I have one font of Gravure (I think) like this made of copper. Sure glad it was someone else who put it together.

Hi Bellota,

I’m a newbie also and with limited budget too :) If I understand what you are asking, you want to create a photopolymer plate full of alphabets. And then you plan to cut each letter and mount it on wood. Then you plan to type-set using these letters. Is this correct?

I think this is a lot of work. Secondly, I think it will produce very poor/bad accuracy when you try to line-up the letters. And finally, I think this may cost a lot of money (cutting each letter and mounting on wood).

I think you would be better off looking for used metal type in Argentina. I don’t know anything about printing history in Argentina, but I should think there are still some old printing shops with used types. Perhaps you could place an advertisement in your local newspaper asking for old/used metal type.

The reason no to do this is that photopolymer does not age very well, whether raw or processed. The material degrades, and for best results should be stored away from light and damp. But even that is no guarantee for long-term storage. (That’s why you should always save your negatives so you can remake a plate.)
Copper or zinc photoengravings would indefinitley, magnesium would last relative to humidity (due to corrosion).

Thanks a lot!

There are some used type but I think they are in a bad condition and I haven’t found any furniture at all.

I think I’ll go with photopolymer then :)
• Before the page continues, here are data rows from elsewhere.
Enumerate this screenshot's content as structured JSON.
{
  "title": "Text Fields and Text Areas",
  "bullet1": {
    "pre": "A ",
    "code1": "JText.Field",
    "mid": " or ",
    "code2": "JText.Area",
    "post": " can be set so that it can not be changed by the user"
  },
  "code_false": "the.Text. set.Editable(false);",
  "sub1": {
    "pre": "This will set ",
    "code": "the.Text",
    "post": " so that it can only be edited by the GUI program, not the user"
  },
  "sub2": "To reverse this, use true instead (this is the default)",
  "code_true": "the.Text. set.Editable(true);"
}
You have been given some good advice. I’d also suggest copper but on mag base rather than wood. Or wood if you’d rather but have the supplier mount it. They are usually on the mark. Have the supplier make the individual cuts for you rather than you cutting and mounting from an entire font. A tad more expense but a far more reasonable expectation of success.

As suggested, photopolymer will not last very long, not at all actually. And just a note here, neither will film anymore (recently required chemical changes have drastically reduced longevity). The mantra now is save your files and make sure to translate them to new formats as required as digital technology marches onward.


Thanks Gerald.

I’m going to investigate if there are any copper photoengravings suppliers here.
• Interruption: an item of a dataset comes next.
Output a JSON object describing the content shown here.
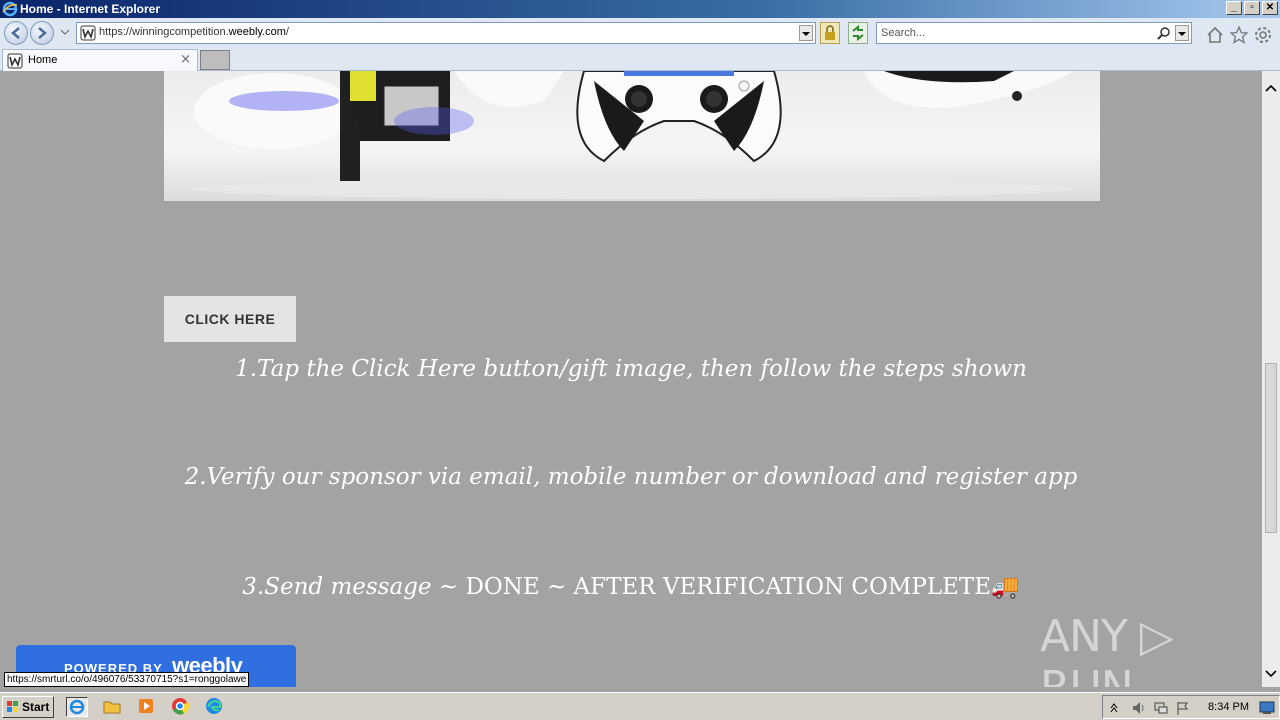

Gerald, what has changed in graphic arts film to reduce longevity? Is it just imageset film and RA processing that is affected? I had the idea some contact films had come to use dyes rather than silver, but with silver film won’t fix and rinse be adequate? I am wondering if I should re-fix and re-rinse film from the service bureau.


Don’t know. Film from ten years ago is still good, film from six months ago has gone bad. Asked my main supplier. Explanation was changes in chemistry. Ink suppliers, solvent suppliers, all the same complaint. Sort of all going to hell.